Five Fallacies of Application Ruggedization
9:01 pm in SOA Solutions by admin
Summa architects often find that we are smoke-jumping late into failing projects to fire-fight failing business critical web and enterprise applications. Often the failures are a direct result of a road laid by best intentions and penny-wise but pound-foolish decisions. Here is my top five list of enterprise application architecture fallacies that result in significant failures. Each fallacy could stand a lot more discussion – but let’s start with some thought-provoking ideas:
1. Just cluster the servers for high availability
Elimination of SPOFs (single points of failure) is indeed a key characteristic of highly-available systems – but not the only thing. Counter this vendor-propagated fallacy by knowing and understanding the whole picture:
- Custom and commercial applications or components may not be designed to correctly exploit redundant hardware.
- Services may not be configured to failover correctly.
- Dependent resources (known and implicit) such as databases and/or underlying disk storage may not be redundant.
- Application data stored in memory, on disk, in queues, in files etc. may not be properly replicated to fail over servers in the cluster.
- You may also need to think about failover between locations and network connectivity in between…
And… you must take steps to test a variety of failure modes: hardware, software, network, storage and dependent services to verify that your configuration is indeed fault resilient.
2. The firewall (or app-server or web server or database or…) will take care of security
I hear this far less often these days than in the past. Security is a holistic concern that includes physical, network, server OS, app server, middleware, database, external services, custom code at each tier and commercial components. Security threats are both external and internal. Authorization schemes are often neglected or conversely over-designed against usability for the abilities of staff who will administer application security.
3. I need more cache
Developers and application architects love to put caches into application and network designs – fun stuff! But often too soon, they are too numerous and far less effective than anticipated. The extra cache components cause, at best, some excess complexity – but frequently incorrect, inconsistent and difficult to test behavior. Take time when designing the system to do capacity planning and modeling to understand performance goals, understand the application access profiles and focus measurement and improvements on real hotspots and bottlenecks where caching will actually help (and also not be defeated by some other architecture layer.)
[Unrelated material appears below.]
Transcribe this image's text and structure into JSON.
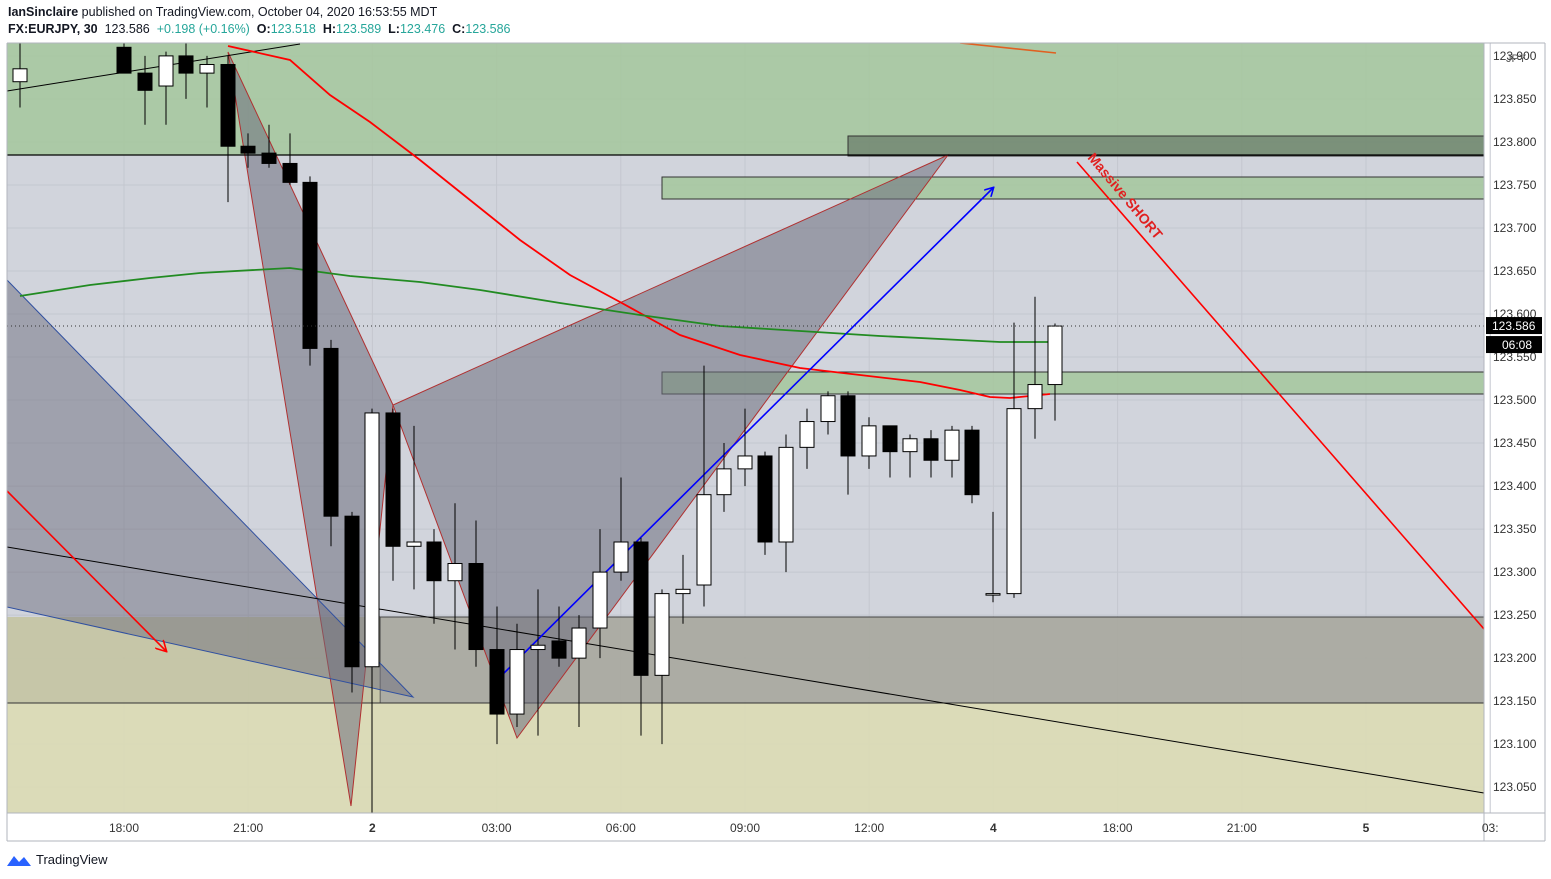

4. We can tune in performance later (or just add hardware)
Designing for performance means making the right architectural trade-off decisions to meet capacity and performance goals. This means that you have to start with real / attainable capacity goals – transaction volumes and response times – considering both nominal and peak. Performance goals are often hand-waved (”it has to be fast”) or misstated (”we need a 1 second response time”) because there is a fundamental lack of understanding of system performance engineering. Sometimes the typically valuable sage advice, “premature optimization is the root of all evil”, surfaces as an excuse to evade proper performance concerns during design time.
5. What is serviceability?
OK – so this is not really stated as a fallacy – but an important and often neglected topic that deserves attention. Leveraging facilities of the environment and building in logging, tracing, performance measurement points and other debugging capabilities that work in a production setting and help to isolate failure causes is easy to do and inexpensive if done early in the architecture, design and development efforts. It is usually neglected because it is not front/center in the architect’s, analyst’s or developer’s face during the early phases of the project. Those who have been in support and maintenance positions with well-designed facilities for capturing production troubleshooting information will recognize the benefits and defensive coding techniques that will save the day (but often under-appreciated by the business).
Do you have more common reliability-killing fallacies that you have seen in your experience?